5.3. Indemnity: The Supplier shall, at its sole cost and expense, defend, indemnify, and hold harmless the Buyer, its officers, directors, employees, agents, affiliates, and customers (collectively, the "Indemnitees") from and against any and all claims, demands, liabilities, suits, actions, losses, damages, settlements, and expenses (including, without limitation, reasonable legal fees and costs) arising out of, relating to, or resulting from:

a. Defective Goods: Any defect, real or alleged, in the design, manufacture, labelling, or delivery of the goods.

b. Breach of Warranty: Any actual or alleged breach of any warranty, representation, or covenant made by the Supplier in this PO.

c. Non-Compliance: Any failure by the Supplier to comply with applicable laws or standards.

d. Intellectual Property Infringement: Any claim that the goods, or the use, sale, or import of the goods, infringe or misappropriate any intellectual property right of a third party.

6. Product Recall and/or Consumer Claims

6.1. If any goods are, or are reasonably suspected to be, defective, unsafe, or non-compliant with specifications, or are subject to recall, regulatory action, or a written complaint from any customer or government authority, the Supplier shall immediately notify the Buyer and cooperate fully in all investigations and corrective actions.

The Supplier shall, at its sole cost and expense, take full responsibility for and:
(a) Replacement and Remediation: Collect, replace, or repair all affected goods, promptly and satisfactorily.

(b) Cost Reimbursement: Reimburse the Buyer for all costs directly or indirectly related to the event, including, but not limited to: the costs of recall execution, warehousing, logistics, testing, product destruction, notification/communication expenses, and any compensation or refunds paid by the Buyer to its customers.

(c) Full Indemnity: Indemnify the Buyer and the Indemnitees (as defined in Clause 5.3) for all resulting third-party claims, demands, liabilities, suits, actions, losses, damages, settlements, and legal expenses.


7. Termination and Remedies

6.1. Termination for Cause: The Buyer may terminate this PO, in whole or in part, immediately upon written notice if the Supplier breaches any term, including failure to deliver on time, delivery of non-conforming goods, or any insolvency proceedings.

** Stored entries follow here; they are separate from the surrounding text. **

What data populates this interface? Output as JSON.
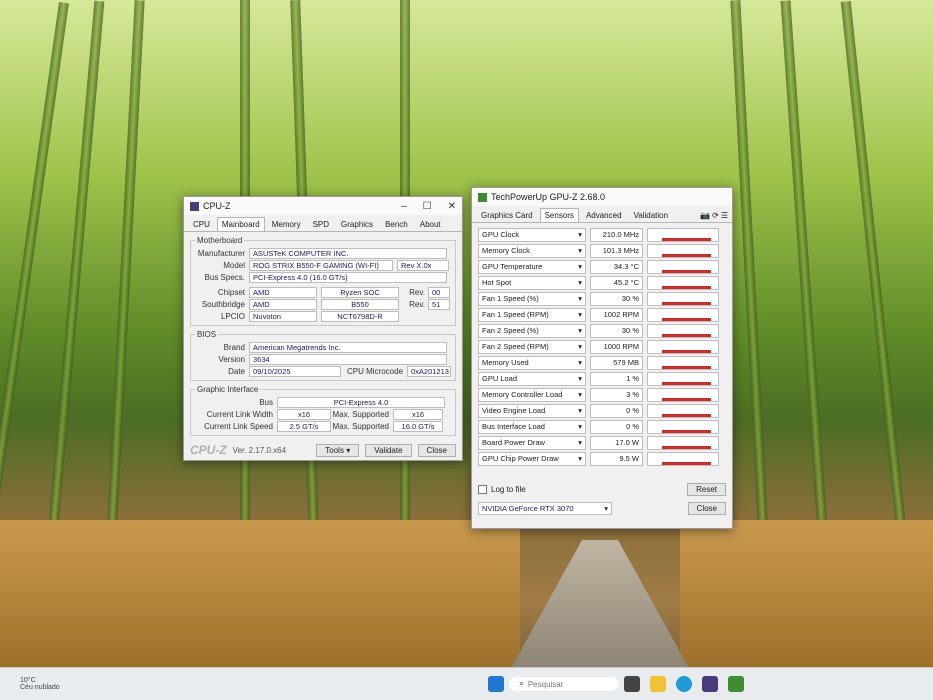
{
  "cpuz": {
    "title": "CPU-Z",
    "tabs": [
      "CPU",
      "Mainboard",
      "Memory",
      "SPD",
      "Graphics",
      "Bench",
      "About"
    ],
    "active_tab": "Mainboard",
    "motherboard": {
      "legend": "Motherboard",
      "manufacturer_label": "Manufacturer",
      "manufacturer": "ASUSTeK COMPUTER INC.",
      "model_label": "Model",
      "model": "ROG STRIX B550-F GAMING (WI-FI)",
      "model_rev": "Rev X.0x",
      "busspecs_label": "Bus Specs.",
      "busspecs": "PCI-Express 4.0 (16.0 GT/s)",
      "chipset_label": "Chipset",
      "chipset_vendor": "AMD",
      "chipset_name": "Ryzen SOC",
      "chipset_rev_label": "Rev.",
      "chipset_rev": "00",
      "southbridge_label": "Southbridge",
      "southbridge_vendor": "AMD",
      "southbridge_name": "B550",
      "southbridge_rev_label": "Rev.",
      "southbridge_rev": "51",
      "lpcio_label": "LPCIO",
      "lpcio_vendor": "Nuvoton",
      "lpcio_name": "NCT6798D-R"
    },
    "bios": {
      "legend": "BIOS",
      "brand_label": "Brand",
      "brand": "American Megatrends Inc.",
      "version_label": "Version",
      "version": "3634",
      "date_label": "Date",
      "date": "09/10/2025",
      "microcode_label": "CPU Microcode",
      "microcode": "0xA201213"
    },
    "graphic_interface": {
      "legend": "Graphic Interface",
      "bus_label": "Bus",
      "bus": "PCI-Express 4.0",
      "link_width_label": "Current Link Width",
      "link_width": "x16",
      "max_width_label": "Max. Supported",
      "max_width": "x16",
      "link_speed_label": "Current Link Speed",
      "link_speed": "2.5 GT/s",
      "max_speed_label": "Max. Supported",
      "max_speed": "16.0 GT/s"
    },
    "footer": {
      "brand": "CPU-Z",
      "version": "Ver. 2.17.0.x64",
      "tools": "Tools",
      "validate": "Validate",
      "close": "Close"
    }
  },
  "gpuz": {
    "title": "TechPowerUp GPU-Z 2.68.0",
    "tabs": [
      "Graphics Card",
      "Sensors",
      "Advanced",
      "Validation"
    ],
    "active_tab": "Sensors",
    "sensors": [
      {
        "name": "GPU Clock",
        "value": "210.0 MHz"
      },
      {
        "name": "Memory Clock",
        "value": "101.3 MHz"
      },
      {
        "name": "GPU Temperature",
        "value": "34.3 °C"
      },
      {
        "name": "Hot Spot",
        "value": "45.2 °C"
      },
      {
        "name": "Fan 1 Speed (%)",
        "value": "30 %"
      },
      {
        "name": "Fan 1 Speed (RPM)",
        "value": "1002 RPM"
      },
      {
        "name": "Fan 2 Speed (%)",
        "value": "30 %"
      },
      {
        "name": "Fan 2 Speed (RPM)",
        "value": "1000 RPM"
      },
      {
        "name": "Memory Used",
        "value": "579 MB"
      },
      {
        "name": "GPU Load",
        "value": "1 %"
      },
      {
        "name": "Memory Controller Load",
        "value": "3 %"
      },
      {
        "name": "Video Engine Load",
        "value": "0 %"
      },
      {
        "name": "Bus Interface Load",
        "value": "0 %"
      },
      {
        "name": "Board Power Draw",
        "value": "17.0 W"
      },
      {
        "name": "GPU Chip Power Draw",
        "value": "9.5 W"
      }
    ],
    "log_label": "Log to file",
    "reset": "Reset",
    "device": "NVIDIA GeForce RTX 3070",
    "close": "Close"
  },
  "taskbar": {
    "temp": "10°C",
    "weather": "Céu nublado",
    "search_placeholder": "Pesquisar"
  },
  "colors": {
    "graph_red": "#d62828",
    "window_bg": "#f0f0f0"
  }
}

6.2. Remedies: In the event of breach or non-conformance, the Buyer may, at its option, (a) reject the goods and demand a full refund, (b) require immediate replacement or repair of the goods at the Supplier’s sole expense, or (c) purchase substitute goods from an alternate supplier and hold the Supplier liable for any excess costs incurred.


8. Governing Law and Dispute Resolution

7.1. Governing Law: This Purchase Order shall be governed by and construed in accordance with the laws of Malaysia.

7.2. Dispute Resolution: Any dispute arising out of or in connection with this PO shall be referred to and finally resolved by arbitration in Kuala Lumpur, Malaysia, in accordance with the rules of the Asian International Arbitration Centre (AIAC) for the time being in force.